For most researchers, total monthly cost sits at £15-25. Run the workflow during off-peak hours if your orchestration platform charges by execution time.
Citation Extraction
The workflow above includes a basic citation template. For greater accuracy, integrate a dedicated citation extraction service like CrossRef API, which can look up DOIs and return formatted citations automatically.
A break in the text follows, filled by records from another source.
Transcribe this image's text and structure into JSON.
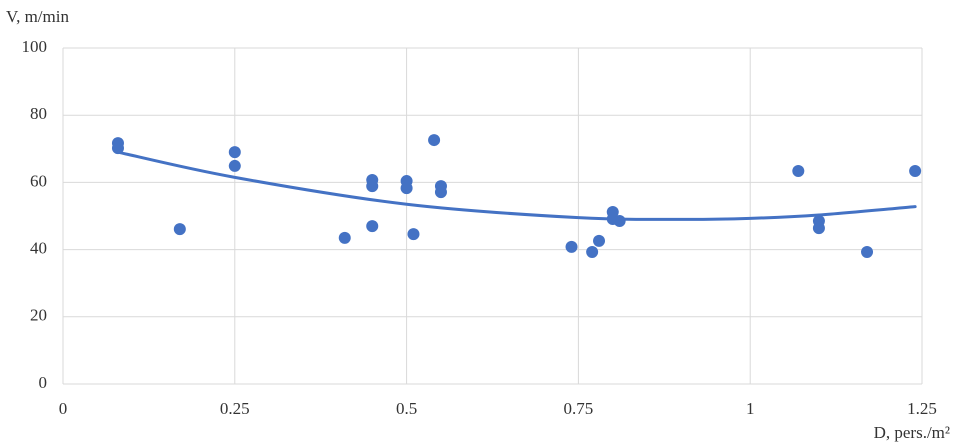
{
  "chart_data": {
    "type": "scatter",
    "x_label": "D, pers./m²",
    "y_label": "V, m/min",
    "xlim": [
      0,
      1.25
    ],
    "ylim": [
      0,
      100
    ],
    "xticks": [
      0,
      0.25,
      0.5,
      0.75,
      1,
      1.25
    ],
    "yticks": [
      0,
      20,
      40,
      60,
      80,
      100
    ],
    "grid": true,
    "color": "#4472c4",
    "x": [
      0.08,
      0.08,
      0.17,
      0.25,
      0.25,
      0.41,
      0.45,
      0.45,
      0.45,
      0.5,
      0.5,
      0.51,
      0.54,
      0.55,
      0.55,
      0.74,
      0.77,
      0.78,
      0.8,
      0.8,
      0.81,
      1.07,
      1.1,
      1.1,
      1.17,
      1.24
    ],
    "values": [
      71.7,
      70.2,
      46.1,
      69,
      64.9,
      43.5,
      60.7,
      58.9,
      47,
      60.4,
      58.3,
      44.6,
      72.6,
      58.9,
      57.1,
      40.8,
      39.3,
      42.6,
      51.2,
      49.1,
      48.5,
      63.4,
      48.5,
      46.4,
      39.3,
      63.4
    ],
    "trendline": {
      "x": [
        0.08,
        0.25,
        0.5,
        0.75,
        0.9,
        1,
        1.1,
        1.24
      ],
      "values": [
        69,
        61.5,
        53.5,
        49.5,
        49,
        49.3,
        50.3,
        52.8
      ]
    }
  }
}
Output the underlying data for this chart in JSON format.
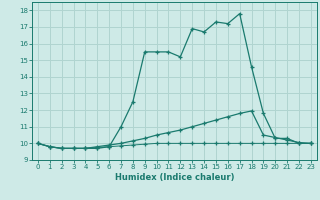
{
  "xlabel": "Humidex (Indice chaleur)",
  "background_color": "#ceeae7",
  "grid_color": "#b0d4d0",
  "line_color": "#1a7a6e",
  "xlim": [
    -0.5,
    23.5
  ],
  "ylim": [
    9,
    18.5
  ],
  "yticks": [
    9,
    10,
    11,
    12,
    13,
    14,
    15,
    16,
    17,
    18
  ],
  "xticks": [
    0,
    1,
    2,
    3,
    4,
    5,
    6,
    7,
    8,
    9,
    10,
    11,
    12,
    13,
    14,
    15,
    16,
    17,
    18,
    19,
    20,
    21,
    22,
    23
  ],
  "series1_x": [
    0,
    1,
    2,
    3,
    4,
    5,
    6,
    7,
    8,
    9,
    10,
    11,
    12,
    13,
    14,
    15,
    16,
    17,
    18,
    19,
    20,
    21,
    22,
    23
  ],
  "series1_y": [
    10.0,
    9.8,
    9.7,
    9.7,
    9.7,
    9.7,
    9.8,
    11.0,
    12.5,
    15.5,
    15.5,
    15.5,
    15.2,
    16.9,
    16.7,
    17.3,
    17.2,
    17.8,
    14.6,
    11.8,
    10.3,
    10.3,
    10.0,
    10.0
  ],
  "series2_x": [
    0,
    1,
    2,
    3,
    4,
    5,
    6,
    7,
    8,
    9,
    10,
    11,
    12,
    13,
    14,
    15,
    16,
    17,
    18,
    19,
    20,
    21,
    22,
    23
  ],
  "series2_y": [
    10.0,
    9.8,
    9.7,
    9.7,
    9.7,
    9.8,
    9.9,
    10.0,
    10.15,
    10.3,
    10.5,
    10.65,
    10.8,
    11.0,
    11.2,
    11.4,
    11.6,
    11.8,
    11.95,
    10.5,
    10.35,
    10.2,
    10.05,
    10.0
  ],
  "series3_x": [
    0,
    1,
    2,
    3,
    4,
    5,
    6,
    7,
    8,
    9,
    10,
    11,
    12,
    13,
    14,
    15,
    16,
    17,
    18,
    19,
    20,
    21,
    22,
    23
  ],
  "series3_y": [
    10.0,
    9.8,
    9.7,
    9.7,
    9.7,
    9.75,
    9.8,
    9.85,
    9.9,
    9.95,
    10.0,
    10.0,
    10.0,
    10.0,
    10.0,
    10.0,
    10.0,
    10.0,
    10.0,
    10.0,
    10.0,
    10.0,
    10.0,
    10.0
  ]
}
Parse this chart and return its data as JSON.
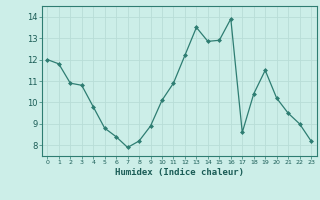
{
  "x": [
    0,
    1,
    2,
    3,
    4,
    5,
    6,
    7,
    8,
    9,
    10,
    11,
    12,
    13,
    14,
    15,
    16,
    17,
    18,
    19,
    20,
    21,
    22,
    23
  ],
  "y": [
    12.0,
    11.8,
    10.9,
    10.8,
    9.8,
    8.8,
    8.4,
    7.9,
    8.2,
    8.9,
    10.1,
    10.9,
    12.2,
    13.5,
    12.85,
    12.9,
    13.9,
    8.6,
    10.4,
    11.5,
    10.2,
    9.5,
    9.0,
    8.2
  ],
  "line_color": "#2e7d72",
  "marker": "D",
  "marker_size": 2,
  "bg_color": "#cceee8",
  "grid_color": "#b8ddd7",
  "xlabel": "Humidex (Indice chaleur)",
  "ylim": [
    7.5,
    14.5
  ],
  "xlim": [
    -0.5,
    23.5
  ],
  "yticks": [
    8,
    9,
    10,
    11,
    12,
    13,
    14
  ],
  "xticks": [
    0,
    1,
    2,
    3,
    4,
    5,
    6,
    7,
    8,
    9,
    10,
    11,
    12,
    13,
    14,
    15,
    16,
    17,
    18,
    19,
    20,
    21,
    22,
    23
  ]
}
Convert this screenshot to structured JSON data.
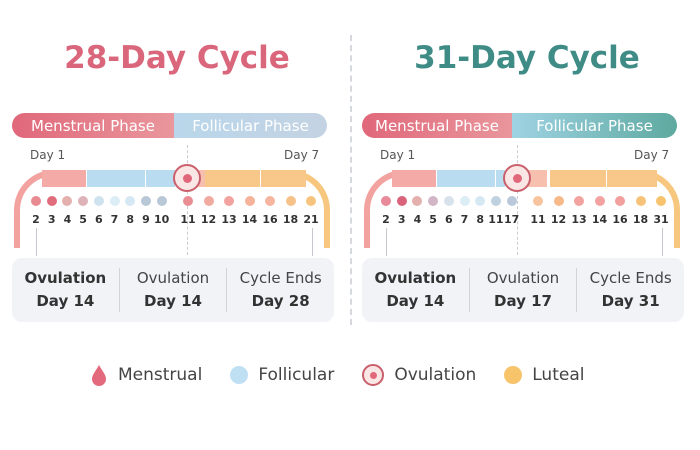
{
  "colors": {
    "menstrual": "#e36a7c",
    "follicular": "#bfe0f3",
    "ovulation": "#c9606c",
    "luteal": "#f7c46c",
    "title_left": "#d9667a",
    "title_right": "#3f8b86"
  },
  "panels": [
    {
      "title": "28-Day Cycle",
      "phase_menstrual": "Menstrual Phase",
      "phase_follicular": "Follicular Phase",
      "day_start": "Day 1",
      "day_end": "Day 7",
      "numbers": [
        "2",
        "3",
        "4",
        "5",
        "6",
        "7",
        "8",
        "9",
        "10",
        "11",
        "12",
        "13",
        "14",
        "16",
        "18",
        "21"
      ],
      "dots": [
        "#e88a92",
        "#e06c7c",
        "#e3b0ad",
        "#ddb3b8",
        "#cfe3ef",
        "#dcedf6",
        "#d6e8f3",
        "#b9c8d6",
        "#b9c8d6",
        "#ea8e93",
        "#f1aa9f",
        "#f2a3a0",
        "#f4b39a",
        "#f6b5a0",
        "#f7c28a",
        "#f7c47f"
      ],
      "info": [
        {
          "label": "Ovulation",
          "value": "Day 14"
        },
        {
          "label": "Ovulation",
          "value": "Day 14"
        },
        {
          "label": "Cycle Ends",
          "value": "Day 28"
        }
      ]
    },
    {
      "title": "31-Day Cycle",
      "phase_menstrual": "Menstrual Phase",
      "phase_follicular": "Follicular Phase",
      "day_start": "Day 1",
      "day_end": "Day 7",
      "numbers": [
        "2",
        "3",
        "4",
        "5",
        "6",
        "7",
        "8",
        "11",
        "17",
        "11",
        "12",
        "13",
        "14",
        "16",
        "18",
        "31"
      ],
      "dots": [
        "#e88a9a",
        "#d9637a",
        "#e3b0ad",
        "#d2b5c6",
        "#d8e2ec",
        "#dcedf6",
        "#d6e8f3",
        "#bfd0df",
        "#b9c8da",
        "#f8c49f",
        "#f7b98a",
        "#f2a3a0",
        "#f2a3a0",
        "#f1a09e",
        "#f7c27a",
        "#f7c36f"
      ],
      "info": [
        {
          "label": "Ovulation",
          "value": "Day 14"
        },
        {
          "label": "Ovulation",
          "value": "Day 17"
        },
        {
          "label": "Cycle Ends",
          "value": "Day 31"
        }
      ]
    }
  ],
  "legend": [
    {
      "label": "Menstrual",
      "icon": "drop-icon"
    },
    {
      "label": "Follicular",
      "icon": "circle-icon"
    },
    {
      "label": "Ovulation",
      "icon": "egg-icon"
    },
    {
      "label": "Luteal",
      "icon": "circle-icon"
    }
  ]
}
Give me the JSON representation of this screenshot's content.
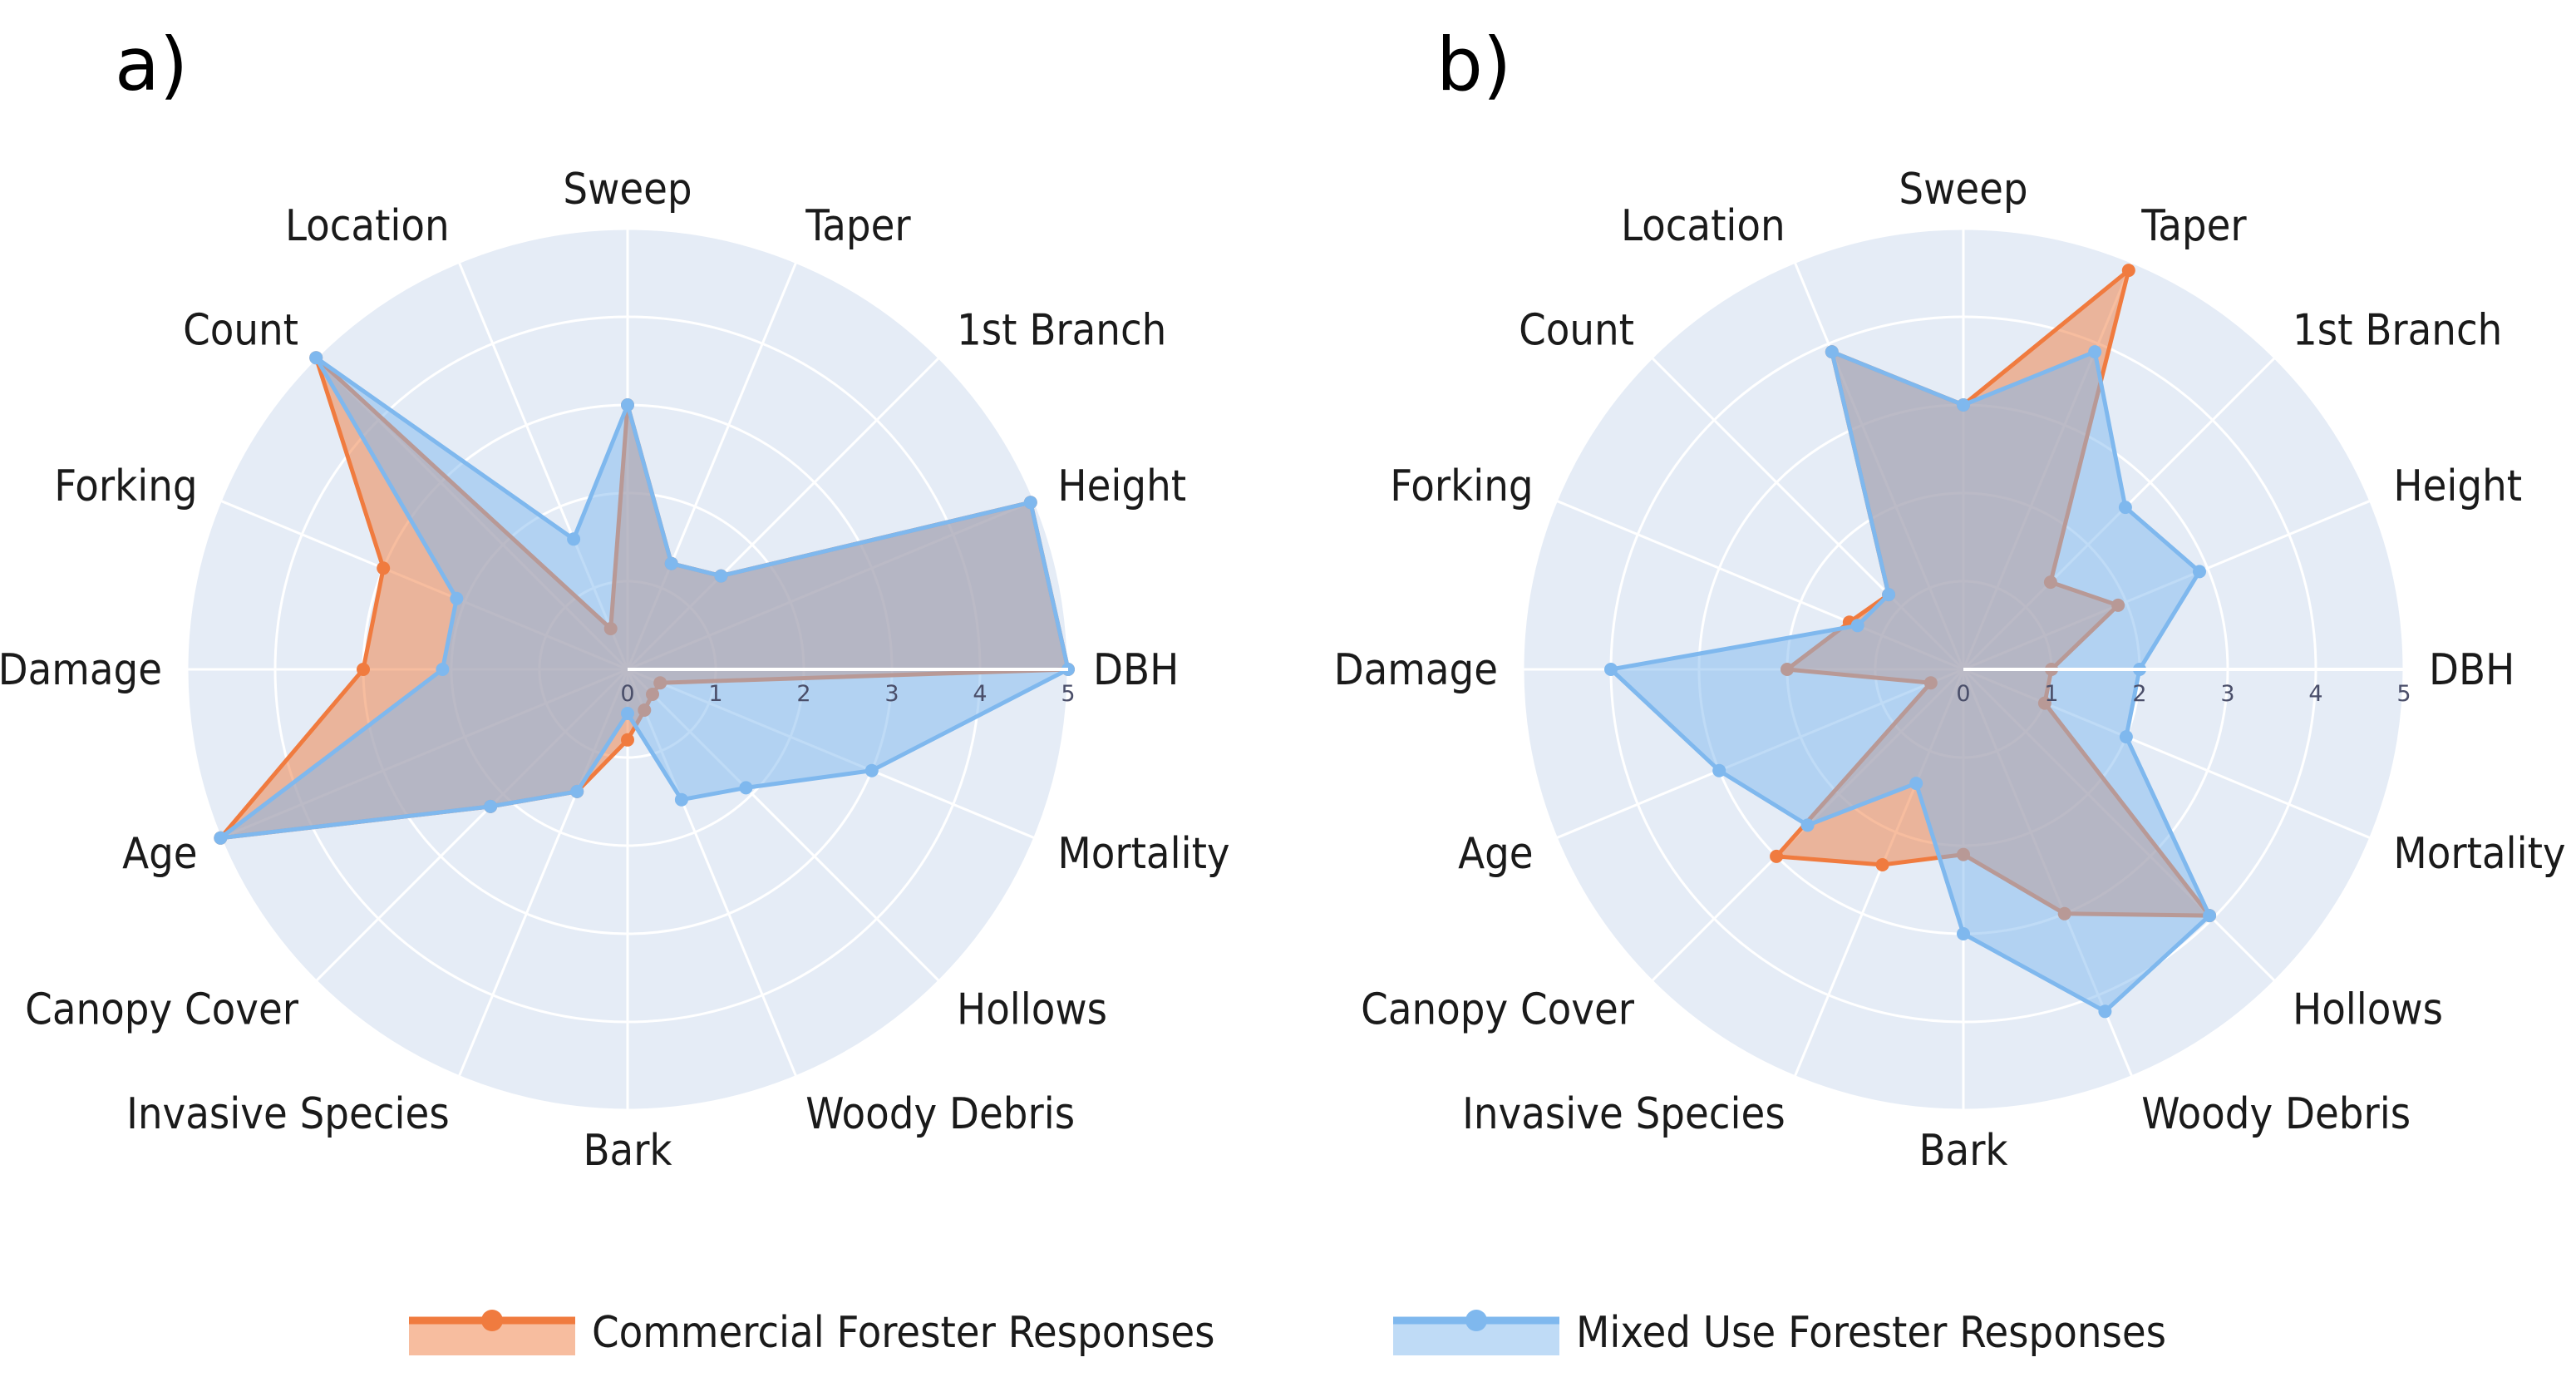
{
  "chart_data": [
    {
      "type": "radar",
      "panel_label": "a)",
      "axes": [
        "DBH",
        "Height",
        "1st Branch",
        "Taper",
        "Sweep",
        "Location",
        "Count",
        "Forking",
        "Damage",
        "Age",
        "Canopy Cover",
        "Invasive Species",
        "Bark",
        "Woody Debris",
        "Hollows",
        "Mortality"
      ],
      "radial_range": [
        0,
        5
      ],
      "radial_ticks": [
        "0",
        "1",
        "2",
        "3",
        "4",
        "5"
      ],
      "series": [
        {
          "name": "Commercial Forester Responses",
          "color": "#f07b3f",
          "values": [
            5,
            4.95,
            1.5,
            1.3,
            3,
            0.5,
            5,
            3,
            3,
            5,
            2.2,
            1.5,
            0.8,
            0.5,
            0.4,
            0.4
          ]
        },
        {
          "name": "Mixed Use Forester Responses",
          "color": "#7fb8ee",
          "values": [
            5,
            4.95,
            1.5,
            1.3,
            3,
            1.6,
            5,
            2.1,
            2.1,
            5,
            2.2,
            1.5,
            0.5,
            1.6,
            1.9,
            3
          ]
        }
      ]
    },
    {
      "type": "radar",
      "panel_label": "b)",
      "axes": [
        "DBH",
        "Height",
        "1st Branch",
        "Taper",
        "Sweep",
        "Location",
        "Count",
        "Forking",
        "Damage",
        "Age",
        "Canopy Cover",
        "Invasive Species",
        "Bark",
        "Woody Debris",
        "Hollows",
        "Mortality"
      ],
      "radial_range": [
        0,
        5
      ],
      "radial_ticks": [
        "0",
        "1",
        "2",
        "3",
        "4",
        "5"
      ],
      "series": [
        {
          "name": "Commercial Forester Responses",
          "color": "#f07b3f",
          "values": [
            1,
            1.9,
            1.4,
            4.9,
            3,
            3.9,
            1.2,
            1.4,
            2,
            0.4,
            3,
            2.4,
            2.1,
            3,
            3.95,
            1
          ]
        },
        {
          "name": "Mixed Use Forester Responses",
          "color": "#7fb8ee",
          "values": [
            2,
            2.9,
            2.6,
            3.9,
            3,
            3.9,
            1.2,
            1.3,
            4,
            3,
            2.5,
            1.4,
            3,
            4.2,
            3.95,
            2
          ]
        }
      ]
    }
  ],
  "legend": {
    "commercial_label": "Commercial Forester Responses",
    "mixed_label": "Mixed Use Forester Responses"
  }
}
Add this step after extracting the paper's DOI:
GET https://api.crossref.org/works/{DOI}
The response includes author, title, publication year, and journal. Format these into any citation standard you need.
Testing with Small Batches
Before running against your entire research library, test the workflow with 3-5 papers of different types: journal articles, conference papers, preprints, and older PDFs scanned at low resolution. This reveals which papers your setup cannot handle and lets you adjust prompts or settings before scaling up.
Cost Breakdown
| Tool | Plan Needed | Monthly Cost | Notes |
|---|---|---|---|
| Chat-with-PDF (Copilotus) | Pro | £7.99 | Unlimited uploads and API calls |
| ExplainPaper | Pro | £7.99 | Required for API access; free tier is web-only |
| SMMRY | Free | £0.00 | 200 summaries per day; paid tier for higher volume |
| n8n (Cloud) | Starter | £20.00 | Self-hosted option is free; cloud includes 1000 workflow executions/month |
| n8n (Self-Hosted) | N/A | £0.00 | Free but requires server infrastructure |
| Google Drive / Docs / Sheets | Free | £0.00 | Included with Google Workspace or free tier |
| Total (Cloud Setup) | £35.98 | Per month | |
| Total (Self-Hosted Setup) | £15.98 | Per month |
If you process 50 papers per month, the cost per paper is less than £0.72 using the cloud setup or £0.32 using self-hosted n8n. Compare this to the 5-7 hours a researcher would spend manually, and the automation pays for itself within the first week.